British sprinter CJ Ujah's B sample from the Tokyo Olympics has tested positive for banned substances, the International Testing Agency (ITA) has announced.

Ujah provided the sample on 6 August, the ITA said, the same day that he was part of the British team which won silver in the men's 4x100 metres relay.

The agency said now the B sample had confirmed the result of his A sample, his case had been referred to the Court of Arbitration's Anti-Doping Division (CAS ADD).

The court division will consider the finding of an anti-doping rule violation and the disqualification of the British relay team, the ITA said.

If disqualification is the outcome, Canada look in line to be upgraded to silver with China awarded bronze.

Former Olympian and RTÉ analyst David Gillick feels it's inevitable the result will be voided but has sympathy for Ujah's three team-mates.

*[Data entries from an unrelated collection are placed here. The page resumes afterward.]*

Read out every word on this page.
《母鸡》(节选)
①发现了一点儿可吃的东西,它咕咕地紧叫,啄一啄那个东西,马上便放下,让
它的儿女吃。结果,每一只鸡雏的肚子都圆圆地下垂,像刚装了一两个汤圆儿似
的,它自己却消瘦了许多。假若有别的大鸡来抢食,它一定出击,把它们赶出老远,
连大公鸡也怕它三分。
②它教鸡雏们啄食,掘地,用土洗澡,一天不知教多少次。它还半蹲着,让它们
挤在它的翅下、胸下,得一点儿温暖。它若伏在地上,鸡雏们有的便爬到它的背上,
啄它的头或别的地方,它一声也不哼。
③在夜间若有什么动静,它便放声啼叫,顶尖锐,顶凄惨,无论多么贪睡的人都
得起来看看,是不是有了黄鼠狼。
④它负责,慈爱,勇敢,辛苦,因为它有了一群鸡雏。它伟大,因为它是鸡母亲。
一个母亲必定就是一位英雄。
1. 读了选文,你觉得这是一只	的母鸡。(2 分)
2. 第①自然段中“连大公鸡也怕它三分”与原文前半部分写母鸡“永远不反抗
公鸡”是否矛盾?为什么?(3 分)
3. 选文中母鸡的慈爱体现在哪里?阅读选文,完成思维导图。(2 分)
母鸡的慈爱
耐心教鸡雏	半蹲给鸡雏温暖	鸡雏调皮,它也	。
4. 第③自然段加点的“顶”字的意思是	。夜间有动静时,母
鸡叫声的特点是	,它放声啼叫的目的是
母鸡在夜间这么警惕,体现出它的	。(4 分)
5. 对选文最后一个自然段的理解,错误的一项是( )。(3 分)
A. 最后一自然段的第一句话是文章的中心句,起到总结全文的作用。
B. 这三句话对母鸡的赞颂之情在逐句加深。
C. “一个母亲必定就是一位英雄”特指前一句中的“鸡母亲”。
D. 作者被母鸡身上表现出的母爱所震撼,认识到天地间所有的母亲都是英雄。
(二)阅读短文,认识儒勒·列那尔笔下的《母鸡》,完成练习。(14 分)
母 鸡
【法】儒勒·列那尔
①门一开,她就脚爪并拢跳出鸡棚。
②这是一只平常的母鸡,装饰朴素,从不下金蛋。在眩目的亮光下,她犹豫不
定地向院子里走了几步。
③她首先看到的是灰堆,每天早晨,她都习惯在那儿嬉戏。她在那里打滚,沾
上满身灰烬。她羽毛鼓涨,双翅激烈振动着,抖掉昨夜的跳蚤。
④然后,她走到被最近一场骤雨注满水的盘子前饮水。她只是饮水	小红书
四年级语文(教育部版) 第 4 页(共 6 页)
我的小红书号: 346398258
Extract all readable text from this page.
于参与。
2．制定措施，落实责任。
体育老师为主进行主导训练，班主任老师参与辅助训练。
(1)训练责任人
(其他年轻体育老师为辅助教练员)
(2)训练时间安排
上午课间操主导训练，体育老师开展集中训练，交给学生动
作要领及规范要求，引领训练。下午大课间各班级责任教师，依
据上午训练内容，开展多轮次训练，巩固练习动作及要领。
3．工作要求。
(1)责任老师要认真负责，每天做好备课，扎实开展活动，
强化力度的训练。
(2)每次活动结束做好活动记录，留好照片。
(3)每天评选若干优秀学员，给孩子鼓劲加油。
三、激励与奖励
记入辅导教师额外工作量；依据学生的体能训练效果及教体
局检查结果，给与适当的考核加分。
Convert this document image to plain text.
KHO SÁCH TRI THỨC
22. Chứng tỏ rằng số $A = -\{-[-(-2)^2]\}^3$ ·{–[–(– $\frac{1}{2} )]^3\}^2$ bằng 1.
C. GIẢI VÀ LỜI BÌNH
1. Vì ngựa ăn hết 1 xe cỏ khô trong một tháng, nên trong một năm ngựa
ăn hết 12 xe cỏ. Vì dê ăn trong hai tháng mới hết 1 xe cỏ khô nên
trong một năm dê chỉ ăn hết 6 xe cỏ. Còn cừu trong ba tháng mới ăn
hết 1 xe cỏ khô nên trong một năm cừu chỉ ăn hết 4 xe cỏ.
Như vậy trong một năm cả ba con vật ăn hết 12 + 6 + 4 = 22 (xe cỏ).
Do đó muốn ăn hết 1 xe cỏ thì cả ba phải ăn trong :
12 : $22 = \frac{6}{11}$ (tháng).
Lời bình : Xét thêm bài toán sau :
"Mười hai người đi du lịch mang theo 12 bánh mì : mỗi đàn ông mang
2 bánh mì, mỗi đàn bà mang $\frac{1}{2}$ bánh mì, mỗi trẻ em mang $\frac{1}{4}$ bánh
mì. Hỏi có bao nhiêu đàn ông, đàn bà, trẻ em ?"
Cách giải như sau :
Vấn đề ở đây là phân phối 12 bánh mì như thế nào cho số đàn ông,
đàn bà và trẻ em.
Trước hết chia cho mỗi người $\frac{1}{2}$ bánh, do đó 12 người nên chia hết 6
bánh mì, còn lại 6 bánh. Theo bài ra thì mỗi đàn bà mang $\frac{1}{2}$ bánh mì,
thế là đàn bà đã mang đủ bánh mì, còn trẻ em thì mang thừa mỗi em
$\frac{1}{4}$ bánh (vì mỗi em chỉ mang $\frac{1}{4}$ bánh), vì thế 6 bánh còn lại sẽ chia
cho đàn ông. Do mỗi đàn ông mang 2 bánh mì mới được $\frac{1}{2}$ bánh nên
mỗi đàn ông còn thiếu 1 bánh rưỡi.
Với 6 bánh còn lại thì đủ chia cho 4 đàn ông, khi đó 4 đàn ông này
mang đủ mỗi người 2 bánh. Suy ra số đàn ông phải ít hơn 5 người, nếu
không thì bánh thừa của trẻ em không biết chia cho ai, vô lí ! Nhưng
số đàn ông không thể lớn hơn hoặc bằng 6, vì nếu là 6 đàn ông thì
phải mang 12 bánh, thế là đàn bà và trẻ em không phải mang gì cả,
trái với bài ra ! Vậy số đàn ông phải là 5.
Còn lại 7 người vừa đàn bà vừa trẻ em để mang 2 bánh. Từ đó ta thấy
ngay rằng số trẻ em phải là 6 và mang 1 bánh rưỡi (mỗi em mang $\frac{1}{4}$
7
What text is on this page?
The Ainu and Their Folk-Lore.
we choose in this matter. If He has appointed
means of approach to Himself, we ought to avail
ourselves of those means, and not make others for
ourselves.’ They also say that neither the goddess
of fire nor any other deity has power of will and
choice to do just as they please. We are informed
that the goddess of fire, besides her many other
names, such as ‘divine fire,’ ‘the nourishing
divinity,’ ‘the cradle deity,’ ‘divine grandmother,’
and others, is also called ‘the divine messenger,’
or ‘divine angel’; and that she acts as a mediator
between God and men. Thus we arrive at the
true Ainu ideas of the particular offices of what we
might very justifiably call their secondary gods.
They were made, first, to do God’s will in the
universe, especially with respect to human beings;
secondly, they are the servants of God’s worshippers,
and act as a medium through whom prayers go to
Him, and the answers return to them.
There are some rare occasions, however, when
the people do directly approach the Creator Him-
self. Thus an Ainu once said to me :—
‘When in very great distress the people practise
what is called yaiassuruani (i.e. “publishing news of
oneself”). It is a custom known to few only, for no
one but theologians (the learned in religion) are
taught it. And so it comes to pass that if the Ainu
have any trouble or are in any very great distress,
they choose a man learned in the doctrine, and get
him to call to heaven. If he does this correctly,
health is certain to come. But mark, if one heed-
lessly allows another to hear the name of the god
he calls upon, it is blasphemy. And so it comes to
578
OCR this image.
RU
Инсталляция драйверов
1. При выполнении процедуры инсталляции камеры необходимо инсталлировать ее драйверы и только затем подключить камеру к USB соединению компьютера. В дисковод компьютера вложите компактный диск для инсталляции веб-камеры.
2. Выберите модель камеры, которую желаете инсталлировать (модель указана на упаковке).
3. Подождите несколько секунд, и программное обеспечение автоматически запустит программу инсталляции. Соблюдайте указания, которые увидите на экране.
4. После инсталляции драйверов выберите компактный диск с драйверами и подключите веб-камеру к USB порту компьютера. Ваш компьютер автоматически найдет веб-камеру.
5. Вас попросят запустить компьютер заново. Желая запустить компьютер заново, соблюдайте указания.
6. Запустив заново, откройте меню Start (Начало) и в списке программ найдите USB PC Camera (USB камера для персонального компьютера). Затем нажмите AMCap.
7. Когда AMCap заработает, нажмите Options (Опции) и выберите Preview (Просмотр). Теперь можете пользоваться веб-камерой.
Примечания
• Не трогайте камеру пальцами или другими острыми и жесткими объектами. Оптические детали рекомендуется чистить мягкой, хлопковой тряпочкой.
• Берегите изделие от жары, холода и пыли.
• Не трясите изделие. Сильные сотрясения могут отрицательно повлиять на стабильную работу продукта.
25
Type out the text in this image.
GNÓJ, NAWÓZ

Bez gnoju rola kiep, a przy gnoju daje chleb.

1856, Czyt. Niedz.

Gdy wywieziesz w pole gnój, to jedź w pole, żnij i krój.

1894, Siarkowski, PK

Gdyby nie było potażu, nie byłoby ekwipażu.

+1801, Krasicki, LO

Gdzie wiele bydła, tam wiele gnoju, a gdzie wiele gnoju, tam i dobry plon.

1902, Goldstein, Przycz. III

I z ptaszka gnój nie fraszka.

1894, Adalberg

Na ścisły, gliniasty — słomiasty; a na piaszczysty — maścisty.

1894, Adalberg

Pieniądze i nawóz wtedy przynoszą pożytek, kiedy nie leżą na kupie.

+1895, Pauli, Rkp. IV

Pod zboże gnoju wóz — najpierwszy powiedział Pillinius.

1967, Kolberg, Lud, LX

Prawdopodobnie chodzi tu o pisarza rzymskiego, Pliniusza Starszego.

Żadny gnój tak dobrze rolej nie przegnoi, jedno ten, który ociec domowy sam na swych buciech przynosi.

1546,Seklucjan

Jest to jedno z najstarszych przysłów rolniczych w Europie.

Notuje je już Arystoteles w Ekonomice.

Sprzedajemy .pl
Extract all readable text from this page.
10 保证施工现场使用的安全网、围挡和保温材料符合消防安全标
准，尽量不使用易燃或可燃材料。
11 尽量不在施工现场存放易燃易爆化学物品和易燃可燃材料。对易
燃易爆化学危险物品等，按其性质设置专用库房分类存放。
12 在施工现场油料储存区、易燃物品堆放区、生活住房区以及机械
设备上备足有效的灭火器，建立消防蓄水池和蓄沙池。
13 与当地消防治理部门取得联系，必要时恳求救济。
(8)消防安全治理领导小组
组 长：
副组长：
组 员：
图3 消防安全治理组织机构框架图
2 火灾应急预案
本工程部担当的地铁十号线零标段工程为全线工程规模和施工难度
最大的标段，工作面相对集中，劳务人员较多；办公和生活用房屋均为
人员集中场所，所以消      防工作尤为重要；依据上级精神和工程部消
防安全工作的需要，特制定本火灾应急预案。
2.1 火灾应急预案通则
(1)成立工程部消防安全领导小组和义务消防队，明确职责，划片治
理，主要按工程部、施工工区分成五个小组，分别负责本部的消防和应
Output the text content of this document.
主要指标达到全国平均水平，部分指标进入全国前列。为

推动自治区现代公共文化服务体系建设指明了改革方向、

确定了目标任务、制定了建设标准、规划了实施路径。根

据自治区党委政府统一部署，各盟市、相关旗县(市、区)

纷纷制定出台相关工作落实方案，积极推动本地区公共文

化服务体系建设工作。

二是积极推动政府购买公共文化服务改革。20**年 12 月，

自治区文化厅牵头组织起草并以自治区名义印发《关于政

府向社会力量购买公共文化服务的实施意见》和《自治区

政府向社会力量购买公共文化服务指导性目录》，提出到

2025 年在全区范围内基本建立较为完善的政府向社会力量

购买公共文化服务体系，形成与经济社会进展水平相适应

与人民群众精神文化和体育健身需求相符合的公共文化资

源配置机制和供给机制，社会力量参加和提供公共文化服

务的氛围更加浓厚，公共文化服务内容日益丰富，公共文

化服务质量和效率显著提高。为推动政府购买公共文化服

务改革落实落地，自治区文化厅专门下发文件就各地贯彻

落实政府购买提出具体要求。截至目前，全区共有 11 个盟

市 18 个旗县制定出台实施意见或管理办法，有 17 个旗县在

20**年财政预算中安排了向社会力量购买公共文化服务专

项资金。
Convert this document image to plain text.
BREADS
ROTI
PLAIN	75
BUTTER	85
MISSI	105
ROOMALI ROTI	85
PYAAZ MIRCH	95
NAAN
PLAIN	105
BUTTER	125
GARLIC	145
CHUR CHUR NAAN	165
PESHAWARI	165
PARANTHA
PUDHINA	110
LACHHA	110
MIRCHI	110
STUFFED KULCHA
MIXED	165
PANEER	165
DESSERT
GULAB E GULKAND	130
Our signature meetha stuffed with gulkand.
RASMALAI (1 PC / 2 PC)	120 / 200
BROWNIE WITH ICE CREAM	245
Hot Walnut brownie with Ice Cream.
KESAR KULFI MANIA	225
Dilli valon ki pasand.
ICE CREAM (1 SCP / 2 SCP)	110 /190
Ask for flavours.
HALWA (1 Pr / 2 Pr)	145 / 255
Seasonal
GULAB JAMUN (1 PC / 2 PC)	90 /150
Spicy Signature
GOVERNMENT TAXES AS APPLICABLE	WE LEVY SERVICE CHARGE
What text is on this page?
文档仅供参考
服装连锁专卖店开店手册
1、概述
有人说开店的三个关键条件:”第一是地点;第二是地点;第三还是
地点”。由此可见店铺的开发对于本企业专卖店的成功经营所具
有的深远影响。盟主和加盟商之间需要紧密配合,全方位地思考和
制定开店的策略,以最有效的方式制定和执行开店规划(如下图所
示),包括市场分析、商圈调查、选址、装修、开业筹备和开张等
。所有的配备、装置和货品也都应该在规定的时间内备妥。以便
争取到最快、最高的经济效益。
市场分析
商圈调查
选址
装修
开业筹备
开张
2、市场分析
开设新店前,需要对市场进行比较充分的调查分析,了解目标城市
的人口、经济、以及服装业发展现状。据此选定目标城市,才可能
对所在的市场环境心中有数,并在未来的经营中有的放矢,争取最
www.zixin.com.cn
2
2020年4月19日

Speaking on Morning Ireland, he said: "It's always a real interesting case when it comes down to a relay and one of the members fails a drug test. It's looking very likely that a four-year ban will be imposed. It does go to CAS where he can appeal it and he can argue that it was in a supplement he was taking. He has to prove that and in previous cases that has been very difficult for athletes to prove.

"We already saw this year with Shelby Houlihan - top American 5k runner - who failed a drugs test and said that it came from a burrito - and that went to CAS where CAS upheld and she was banned for four years.

"In CJ Ujah's case it's looking very likely he will receive a four-year ban. It's heartbreaking for all the athletes to go to an Olympic Games, put in a stellar performance, come back with a silver Olympic medal and one of your team-mates failed a drug test. Then you are categorised as cheating, you will lose the medal and the result will be void."